An executive search consultant is business partner
Executive Search is a premium product
Dario Brivio, Managing Director at Italian Euren InterSearch, has a clear vision of executive search. He describes his personal standard for his consulting model: “Clients, services and prices need to be at the same premium level. An executive search firm like Euren needs a clear identity and that is rooted in an exclusive retained model.” Brivio also considers this a message to the market: “Executive search is a premium service that provides a tangible competitive advantage to the client company. That is why it is important to underline the service value rather than the price itself, since the quality offered has a positive impact on organizational and business matters, too.” An executive search firm should never compromise on professional standards, be it externally or internally.
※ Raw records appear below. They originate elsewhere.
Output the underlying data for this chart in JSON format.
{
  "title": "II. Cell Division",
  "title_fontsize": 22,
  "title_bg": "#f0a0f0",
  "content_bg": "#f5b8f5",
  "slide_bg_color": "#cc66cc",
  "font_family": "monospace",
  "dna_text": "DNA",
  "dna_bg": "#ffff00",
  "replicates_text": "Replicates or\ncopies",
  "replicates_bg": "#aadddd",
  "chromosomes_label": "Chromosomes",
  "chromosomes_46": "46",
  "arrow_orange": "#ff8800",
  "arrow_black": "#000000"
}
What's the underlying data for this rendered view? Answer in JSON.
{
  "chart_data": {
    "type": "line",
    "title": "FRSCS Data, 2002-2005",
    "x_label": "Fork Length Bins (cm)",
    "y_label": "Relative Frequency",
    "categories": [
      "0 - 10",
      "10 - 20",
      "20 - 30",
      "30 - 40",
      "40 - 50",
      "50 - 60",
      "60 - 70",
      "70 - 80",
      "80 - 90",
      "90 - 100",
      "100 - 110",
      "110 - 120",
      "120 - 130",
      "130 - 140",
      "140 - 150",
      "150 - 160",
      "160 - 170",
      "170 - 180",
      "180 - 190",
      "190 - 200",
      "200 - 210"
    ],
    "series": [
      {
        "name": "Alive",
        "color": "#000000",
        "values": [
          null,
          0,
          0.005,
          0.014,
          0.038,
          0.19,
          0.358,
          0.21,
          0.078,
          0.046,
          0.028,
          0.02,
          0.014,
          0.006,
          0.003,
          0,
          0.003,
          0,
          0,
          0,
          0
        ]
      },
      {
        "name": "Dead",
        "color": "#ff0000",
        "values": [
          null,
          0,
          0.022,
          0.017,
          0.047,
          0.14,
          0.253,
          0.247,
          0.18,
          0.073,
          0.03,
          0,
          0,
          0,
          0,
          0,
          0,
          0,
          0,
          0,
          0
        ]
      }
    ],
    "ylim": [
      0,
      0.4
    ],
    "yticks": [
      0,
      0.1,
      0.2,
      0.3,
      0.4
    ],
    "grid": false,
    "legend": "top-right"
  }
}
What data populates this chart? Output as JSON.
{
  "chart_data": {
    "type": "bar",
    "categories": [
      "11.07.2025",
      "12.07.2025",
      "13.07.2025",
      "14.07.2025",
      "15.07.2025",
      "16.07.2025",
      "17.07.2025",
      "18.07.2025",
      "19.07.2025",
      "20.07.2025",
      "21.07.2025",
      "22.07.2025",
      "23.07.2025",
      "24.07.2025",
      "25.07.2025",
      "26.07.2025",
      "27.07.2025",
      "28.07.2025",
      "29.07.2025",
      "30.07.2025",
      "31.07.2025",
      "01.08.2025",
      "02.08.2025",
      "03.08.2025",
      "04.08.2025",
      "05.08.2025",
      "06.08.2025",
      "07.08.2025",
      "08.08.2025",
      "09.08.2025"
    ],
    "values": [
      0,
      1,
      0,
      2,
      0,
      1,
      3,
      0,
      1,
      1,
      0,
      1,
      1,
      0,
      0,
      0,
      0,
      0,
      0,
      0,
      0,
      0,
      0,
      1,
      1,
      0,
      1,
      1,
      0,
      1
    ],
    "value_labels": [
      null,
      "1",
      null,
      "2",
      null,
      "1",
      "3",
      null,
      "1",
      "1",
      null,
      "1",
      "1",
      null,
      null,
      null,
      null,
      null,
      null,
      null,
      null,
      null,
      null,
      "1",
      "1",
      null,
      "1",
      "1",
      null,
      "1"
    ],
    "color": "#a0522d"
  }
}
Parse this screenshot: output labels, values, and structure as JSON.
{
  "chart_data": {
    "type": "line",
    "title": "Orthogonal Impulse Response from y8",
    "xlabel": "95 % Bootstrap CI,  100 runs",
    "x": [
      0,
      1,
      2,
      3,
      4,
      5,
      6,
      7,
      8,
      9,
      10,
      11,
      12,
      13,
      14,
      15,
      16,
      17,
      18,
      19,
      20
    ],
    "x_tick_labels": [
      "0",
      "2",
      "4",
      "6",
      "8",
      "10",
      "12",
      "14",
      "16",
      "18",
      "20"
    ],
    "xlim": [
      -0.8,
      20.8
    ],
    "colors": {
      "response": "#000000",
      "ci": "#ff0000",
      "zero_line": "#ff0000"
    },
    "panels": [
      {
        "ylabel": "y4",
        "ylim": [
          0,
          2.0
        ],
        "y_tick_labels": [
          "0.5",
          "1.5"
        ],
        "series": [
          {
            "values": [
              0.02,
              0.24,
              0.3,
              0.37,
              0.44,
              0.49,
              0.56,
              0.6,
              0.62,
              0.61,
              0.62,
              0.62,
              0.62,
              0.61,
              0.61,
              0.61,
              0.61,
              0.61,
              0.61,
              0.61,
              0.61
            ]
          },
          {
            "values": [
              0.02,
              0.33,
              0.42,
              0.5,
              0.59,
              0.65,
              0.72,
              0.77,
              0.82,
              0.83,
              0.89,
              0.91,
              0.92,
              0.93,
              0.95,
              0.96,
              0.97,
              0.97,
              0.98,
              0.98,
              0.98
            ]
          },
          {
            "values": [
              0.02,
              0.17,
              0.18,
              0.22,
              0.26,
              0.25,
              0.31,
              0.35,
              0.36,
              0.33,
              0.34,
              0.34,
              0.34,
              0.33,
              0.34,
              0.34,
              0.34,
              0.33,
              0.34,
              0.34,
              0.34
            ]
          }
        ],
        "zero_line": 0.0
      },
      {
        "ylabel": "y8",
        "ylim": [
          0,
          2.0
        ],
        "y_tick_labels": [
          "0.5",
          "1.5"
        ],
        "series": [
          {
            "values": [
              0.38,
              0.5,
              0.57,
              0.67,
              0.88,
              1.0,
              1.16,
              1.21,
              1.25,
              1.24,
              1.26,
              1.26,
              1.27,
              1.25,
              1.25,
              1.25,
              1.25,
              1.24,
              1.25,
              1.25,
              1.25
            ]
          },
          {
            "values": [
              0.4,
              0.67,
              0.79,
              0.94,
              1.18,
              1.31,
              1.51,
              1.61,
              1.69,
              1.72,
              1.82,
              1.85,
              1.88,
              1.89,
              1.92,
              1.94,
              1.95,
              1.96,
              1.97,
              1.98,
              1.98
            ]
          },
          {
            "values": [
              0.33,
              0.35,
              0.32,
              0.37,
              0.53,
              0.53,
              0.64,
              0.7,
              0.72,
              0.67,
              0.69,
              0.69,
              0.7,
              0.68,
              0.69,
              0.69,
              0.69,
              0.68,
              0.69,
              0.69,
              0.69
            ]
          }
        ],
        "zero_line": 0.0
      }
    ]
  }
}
However, more work needs to be done to raise awareness about high-valued and premium-priced models in the executive search sector in Italy – but also in many other countries, Brivio adds.
Entrepreneurs are particularly demanding of Executive Search consultants
Multinational corporations and entrepreneurial companies pose very different challenges for executive search, according to Brivio: “With large corporations, you have to manage numerous guidelines, a large number of stakeholders and high expectations, especially in terms of speed of delivery and effectiveness. With entrepreneurial clients, on the other hand, the focus is on building close relationships. As a consultant, you have to understand the vision, dreams, character, history, personal values and business methods of the entrepreneurs themselves.” Brivio emphasizes the importance of understanding oneself as the clients’ business partner and advisor first, rather than just a recruiter. “While multinational corporations require you to develop the ability to interpret and manage a high level of organizational and business complexity, working with entrepreneurs gives you the chance to learn an incredible amount from them.” Brivio considers this work an excellent intellectual challenge: “Because you always have to be extremely well prepared on all kind of topics to be able to meet the entrepreneurs at eye level.” With either type of client, confidentiality and reticence are essential for building a foundation of trust, which is key to fostering a long-lasting and successful partnership in executive search, says Brivio.
Executive search in Italy is characterized by a strong north-south divide
The Italian market is full of large entrepreneurial companies, which are in no way inferior to multinationals in terms of size and complexity, but which are still run by one person or family. Change management, succession planning, internationalization and process implementation are big challenges for these companies, according to Brivio: “They have grown locally with local people and are now looking for new talent that can bring an outsider’s perspective to the company.”
Another noteworthy feature of the Italian market, according to Brivio, is a strong north-south divide in terms of acceptance and understanding of executive search. The north has historically been more open because of its proximity to the rest of the European market. “Companies in the south understand the concept of executive search less, but that does not mean there is no demand there. Slowly, however, we are noticing a change there as well. Entrepreneurs have realized that local recruiting companies often cannot meet their needs for strategic recruiting and management consulting,” Brivio says.
The value of face-to-face interactions continues unabated
The challenges of the pandemic have driven many technological developments in executive search – not the least of which is communication and meeting culture. Nevertheless, Brivio still sees personal contact with clients and candidates as the most important success factor in his work. “The business aspect of consulting continues to be mostly face-to-face for us in Italy. We also need very special, confidential places for confidential conversations such as restaurants, clubs, hotels or our Euren offices,” he explains. Brivio does not consider video calls an adequate substitute for such face-to-face meetings.
Finding candidates is no longer the biggest challenge
Technology is rapidly changing the job description of search consultants. Whereas it used to be that the best headhunters excelled at finding candidates, today it is their ability to get candidates excited for their clients’ companies and projects that sets them apart. Brivio explains: “In the future, AI will be able to predict very accurately when a candidate is ready to move to a new job. But it will still take the personal and professional effort of head-hunters to reach them on a personal and professional level and attract and engage them to join a particular company.”